By: Christine CanabouAugust 31, 2002
It's one year later. Where were you then? Where are you now? How have you changed?

Rono Dutta

President
United Airlines
Elk Grove Township, Illinois
The world has been through a lot. The employees of United Airlines have been through a lot -- and more. It wasn't until two weeks after September 11 that I gave myself permission to grieve. I was at the opening night of the Chicago Symphony. I just listened to the music and cried. And kept crying.

I am still grieving. But shock has given way to determination. September 11 forced us to get rid of the BS in our thinking. Before September 11, we wanted to be the biggest and best airline. Today, we just want to survive. Before September 11, we believed that size would forgive a lot of our errors. Now we have no room for error. Before September 11, we took a lot of things for granted: that business would always get better, that demand would grow. We no longer take anything for granted.

That said, our sense of purpose has never been greater. We are returning to our core values. Whether it's in advertising, product positioning, or the way that we view ourselves and our customers, we're more sincere in what we say and what we do.

Business has become more real.

Rono Dutta (rdutta@ual.com) and another top executive at United Airlines had gathered in then-CEO James Goodwin's office to report that air-traffic control had lost contact with United Airlines Flight 175 when Goodwin notified them that a plane, which was reported and later confirmed to be American Airlines Flight 11, had just struck the World Trade Center. From there, they watched on TV as their own plane struck the South Tower. Moments later, they learned that they had lost contact with United Airlines Flight 93, which crashed in Pennsylvania about an hour after the initial attack.

Tom Leighton

Cofounder and chief scientist
Akamai Technologies Inc.
Cambridge, Massachusetts
The day that took the life of my friend and cofounder was also the day that demonstrated the value and the power of our technology.

It was Danny Lewin's idea to take an academic project that we'd been working on, enter a business-plan contest at MIT, and create Akamai. He was our chief technology officer, and he was on board American Airlines Flight 11. Not a day goes by that I don't think about how Danny's death has changed the lives of the people here.

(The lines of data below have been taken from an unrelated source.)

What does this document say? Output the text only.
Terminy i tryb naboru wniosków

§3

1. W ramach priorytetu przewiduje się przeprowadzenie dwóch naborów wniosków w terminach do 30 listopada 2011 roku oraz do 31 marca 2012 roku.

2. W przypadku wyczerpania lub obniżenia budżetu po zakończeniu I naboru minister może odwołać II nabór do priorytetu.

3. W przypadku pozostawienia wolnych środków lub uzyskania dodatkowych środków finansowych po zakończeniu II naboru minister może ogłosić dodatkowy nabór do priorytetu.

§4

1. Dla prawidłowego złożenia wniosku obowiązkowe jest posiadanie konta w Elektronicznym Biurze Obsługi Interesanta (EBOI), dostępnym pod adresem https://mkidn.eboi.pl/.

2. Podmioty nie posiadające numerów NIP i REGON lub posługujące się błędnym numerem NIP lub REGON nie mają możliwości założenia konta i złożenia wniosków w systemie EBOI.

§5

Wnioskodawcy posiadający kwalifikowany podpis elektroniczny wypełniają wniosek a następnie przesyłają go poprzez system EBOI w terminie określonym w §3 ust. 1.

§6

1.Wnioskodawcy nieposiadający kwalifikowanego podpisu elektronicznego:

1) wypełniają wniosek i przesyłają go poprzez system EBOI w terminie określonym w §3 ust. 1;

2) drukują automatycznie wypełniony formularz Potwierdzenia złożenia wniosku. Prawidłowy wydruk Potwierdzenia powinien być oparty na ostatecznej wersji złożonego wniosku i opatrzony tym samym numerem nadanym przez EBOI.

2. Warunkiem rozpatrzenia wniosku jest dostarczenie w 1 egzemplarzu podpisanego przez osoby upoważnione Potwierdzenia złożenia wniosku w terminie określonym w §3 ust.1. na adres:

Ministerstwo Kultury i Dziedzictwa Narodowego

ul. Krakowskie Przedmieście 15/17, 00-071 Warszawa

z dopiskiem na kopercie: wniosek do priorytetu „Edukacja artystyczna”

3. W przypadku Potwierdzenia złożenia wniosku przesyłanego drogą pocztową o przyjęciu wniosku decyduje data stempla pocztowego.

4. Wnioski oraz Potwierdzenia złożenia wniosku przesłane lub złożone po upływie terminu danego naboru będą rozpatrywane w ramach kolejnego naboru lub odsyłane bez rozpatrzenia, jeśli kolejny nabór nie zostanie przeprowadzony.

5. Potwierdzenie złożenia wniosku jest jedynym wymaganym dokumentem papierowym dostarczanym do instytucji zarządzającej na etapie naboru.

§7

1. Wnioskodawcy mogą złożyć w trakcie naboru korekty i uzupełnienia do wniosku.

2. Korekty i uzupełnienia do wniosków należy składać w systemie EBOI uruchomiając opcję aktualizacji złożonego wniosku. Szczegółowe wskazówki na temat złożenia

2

Yet the day that we lost Danny was also the day that this company shined. It was a peak day for Internet volume, and many sites simply couldn't handle it. We signed up all kinds of new customers on September 11 -- news sites, airlines, and government agencies -- and handled their traffic. For many Internet-service providers, the only traffic they could deliver that day was Akamai traffic.

Today, there is a heightened sense of urgency. We've always believed that the work we do is important; now we believe it more strongly. We always took our work personally; now it's even more so. I spent at least four hours a day with Danny for several years. He was killed while working for the company that we created. If that doesn't create an extra edge, what would?

Tom Leighton cofounded Akamai Technologies in 1998 with Danny Lewin and a team of scientists at MIT. Leighton had been working late with Lewin the night before September 11.

Joseph Noviello

Executive vice president, chief information officer, and director
eSpeed Inc.
New York, New York
We are proof that when tested, even under brutal circumstances, people rise to the occasion in miraculous ways.

The morning after September 11 and the days and weeks that followed, we worked around the clock to restore our systems and save the company. People did whatever it took. Those whose managers had died showed their skills as natural leaders. Their instincts for what to do were so strong. They figured out how to contribute based on what they knew. Many of us slept on cots at our computing center in Rochelle Park, New Jersey, where we had duplicates of everything that was destroyed at our offices in the World Trade Center. ESpeed was up and running when the bond market reopened two days after the attacks.

The need to get back to work was intense, and it was amazing how much everyone accomplished. We worked to restore this company for Fred Varacchi, our president, who was such a mentor to me, and for Joe Giaccone, our global infrastructure manager. I can walk into Rochelle Park today and see the eSpeed-orange wall that Joe insisted we paint. It was his passion and persistence that convinced us to create the backup data center in the first place.

Fred, Joe, and so many of the people we lost that day had such an effect on me. I am now more aware than ever of the effect that I can have on other people -- and the commitment that requires.

Joseph Noviello and four eSpeed executives were scheduled to go on a fishing trip the morning of September 11. Cantor Fitzgerald, the bond-trading firm, and eSpeed, an electronic-trading operation almost wholly owned by Cantor, lost 658 of their 900 employees.